La hora de ir a dormir por la noche puede convertirse en un problema si un niño no quiere quedarse solo en su dormitorio. Suele ser una situación habitual para muchos padres, algunos de los cuales pueden acabar con su hijo durmiendo con ellos en la cama. Las razones por las que los niños tienen reticencia a dormir solos son diversas, del miedo a la oscuridad a los supuestos monstruos que se ocultan bajo la cama o las pesadillas, pero hay una base común: el instinto primitivo de supervivencia.
“El miedo es una emoción inherente al ser humano y forma parte del desarrollo evolutivo de la persona. Su función principal es proteger ante situaciones peligrosas que pueden resultar una amenaza”, explica la psicóloga Gema López.
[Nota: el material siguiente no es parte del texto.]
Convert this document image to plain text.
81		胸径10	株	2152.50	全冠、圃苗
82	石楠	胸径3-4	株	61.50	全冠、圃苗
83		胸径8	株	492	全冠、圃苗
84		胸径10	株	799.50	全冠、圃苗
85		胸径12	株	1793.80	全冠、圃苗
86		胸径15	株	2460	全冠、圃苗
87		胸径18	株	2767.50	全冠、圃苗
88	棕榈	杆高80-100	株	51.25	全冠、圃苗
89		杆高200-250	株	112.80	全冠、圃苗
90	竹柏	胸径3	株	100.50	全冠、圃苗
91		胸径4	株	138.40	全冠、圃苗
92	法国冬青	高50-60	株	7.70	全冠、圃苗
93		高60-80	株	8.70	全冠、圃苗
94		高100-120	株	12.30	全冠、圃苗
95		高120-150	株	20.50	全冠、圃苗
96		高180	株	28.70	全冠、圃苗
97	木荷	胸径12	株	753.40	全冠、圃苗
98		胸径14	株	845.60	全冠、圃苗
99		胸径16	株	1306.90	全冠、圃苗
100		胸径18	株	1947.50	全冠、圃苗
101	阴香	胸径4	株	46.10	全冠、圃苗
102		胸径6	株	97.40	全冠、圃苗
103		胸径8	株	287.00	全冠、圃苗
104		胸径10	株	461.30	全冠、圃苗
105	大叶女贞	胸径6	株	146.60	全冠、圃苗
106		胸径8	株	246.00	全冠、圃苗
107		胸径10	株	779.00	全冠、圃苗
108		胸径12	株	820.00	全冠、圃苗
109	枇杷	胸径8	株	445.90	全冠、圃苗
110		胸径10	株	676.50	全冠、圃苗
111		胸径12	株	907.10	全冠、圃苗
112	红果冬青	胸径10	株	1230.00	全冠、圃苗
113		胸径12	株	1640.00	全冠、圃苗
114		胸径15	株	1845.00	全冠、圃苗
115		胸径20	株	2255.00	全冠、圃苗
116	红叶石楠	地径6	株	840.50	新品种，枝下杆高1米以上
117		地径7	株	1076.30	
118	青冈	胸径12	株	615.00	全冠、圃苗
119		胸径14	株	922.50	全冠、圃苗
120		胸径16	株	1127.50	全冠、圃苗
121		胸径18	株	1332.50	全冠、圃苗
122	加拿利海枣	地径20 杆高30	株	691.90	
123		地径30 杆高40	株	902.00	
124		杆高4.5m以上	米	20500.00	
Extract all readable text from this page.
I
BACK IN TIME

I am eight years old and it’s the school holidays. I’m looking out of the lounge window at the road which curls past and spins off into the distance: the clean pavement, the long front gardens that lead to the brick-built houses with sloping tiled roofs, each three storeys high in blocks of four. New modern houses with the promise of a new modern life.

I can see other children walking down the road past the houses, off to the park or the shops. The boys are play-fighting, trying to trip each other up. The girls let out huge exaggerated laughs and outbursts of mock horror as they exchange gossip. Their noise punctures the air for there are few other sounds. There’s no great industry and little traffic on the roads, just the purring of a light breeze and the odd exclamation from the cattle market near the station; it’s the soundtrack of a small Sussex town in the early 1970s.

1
El hecho de que un pequeño busque la presencia de los adultos para ir a dormir es normal, porque así se siente protegido: “Los niños pequeños son dependientes de sus cuidadores, porque con ellos tienen un vínculo de apego que les genera seguridad, y al separarse de ellos para ir a dormir pierden esa referencia”.
Los menores pueden tener miedo a situaciones que a los adultos no les parecen amenazadoras. “Por ejemplo, ver una marioneta, que para ellos habla y se mueve sola”, prosigue López, “por lo que conviene ser empático, para no juzgar y poder acompañar y sostener con el fin de conseguir que, poco a poco, se alcance un sueño más autónomo y desaparezcan los temores”. Otras de las razones de los temores en el momento de ir a dormir son los sueños turbadores. “Afectan al sueño nocturno las pesadillas (sueños inquietantes que se recuerdan) y los terrores nocturnos (sueños inquietantes que se olvidan), además del miedo a la oscuridad o el pensamiento mágico, con el que se pueden imaginar monstruos, o también la vivencia de sucesos y experiencias estresantes, como una mudanza”, añade.